Saturday, June 6, 2009

Suicide Bomber Hits Islamabad Emergency Call Center

A suicide bomber has attacked a police emergency call center in the capital of Islamabad, killing two police officers and wounding others.

Pakistani police say the bomber approached the building late Saturday and detonated explosives when security officers opened fire.

The bombing is the latest in a string of attacks on Pakistani cities that officials say are retaliation for the military's campaign against the Taliban in the country's northwest.

Earlier Saturday, two high-ranking prisoners were killed in a bomb and gunfire attack on a military convoy that was transporting detainees.

Pakistani officials identified the prisoners as Muhammad Alam and Ameer Izzat. The two men were arrested Thursday and were senior members of the militant group Tehrik-e-Nifaz-i-Shariat-e-Muhammadi. Alam was a deputy while Izzat was the group's spokesman.
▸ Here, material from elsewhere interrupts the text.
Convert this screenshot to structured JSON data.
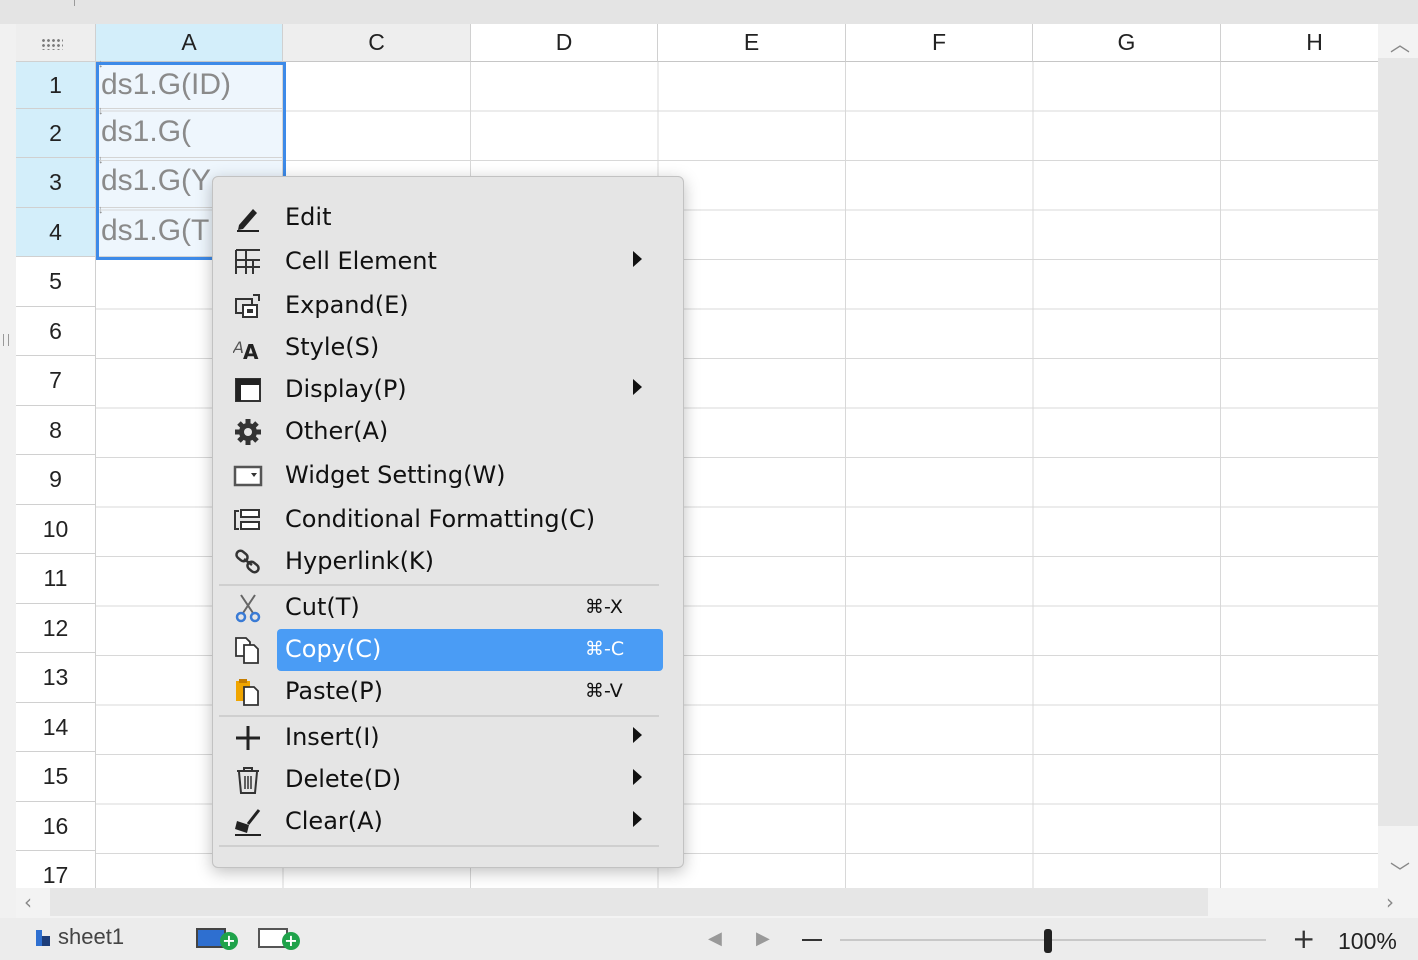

Major-General Athar Abbas says the men were being taken from Malakand to the city of Peshawar for interrogation. He said it was possible they were the target of the attack.
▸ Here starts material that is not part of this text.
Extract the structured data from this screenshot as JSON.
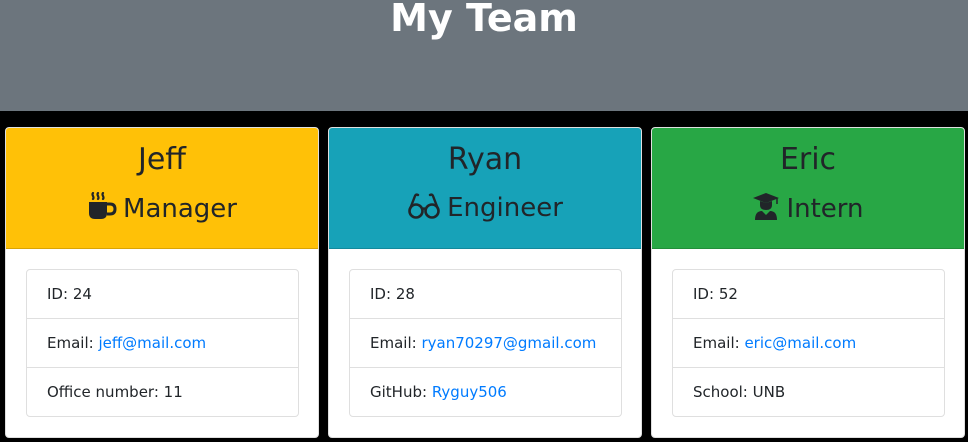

The group's leader, Maulana Sufi Muhammad, helped negotiate the failed peace deal in the Swat Valley that required militants to disarm in exchange for the establishment of strict Islamic (Sharia) law there.

Pakistani officials say one soldier was killed and five others wounded in Saturday's attack on the military convoy.
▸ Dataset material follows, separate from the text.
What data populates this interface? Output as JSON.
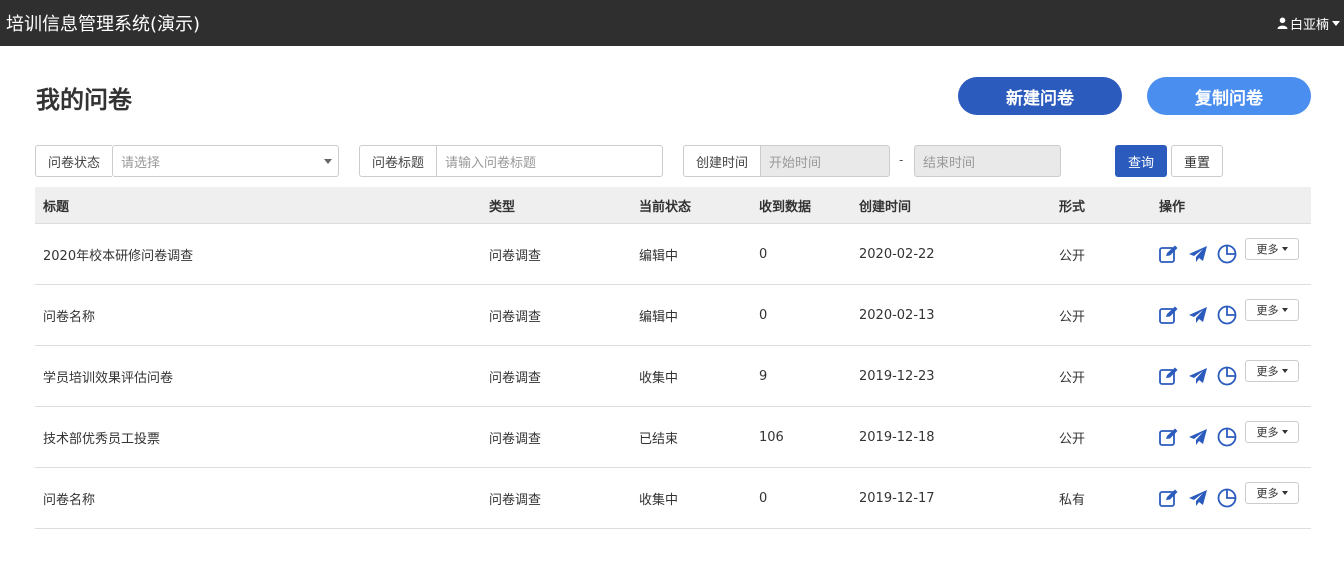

A political scientist at Lahore University (Rasul Bahksh Rais) told a Pakistani television network (Express 24/7) the killings may have been deliberate to prevent Alam and Izzat from giving the military information about militant leaders' whereabouts.

The Pakistani military has been battling Taliban fighters in the Swat Valley area for more than a month. Pakistan says more than 1,300 militants and more than 100 soldiers have been killed during the offensive. A Pakistani military spokesman says government forces have killed 17 militants in the past 24 hours.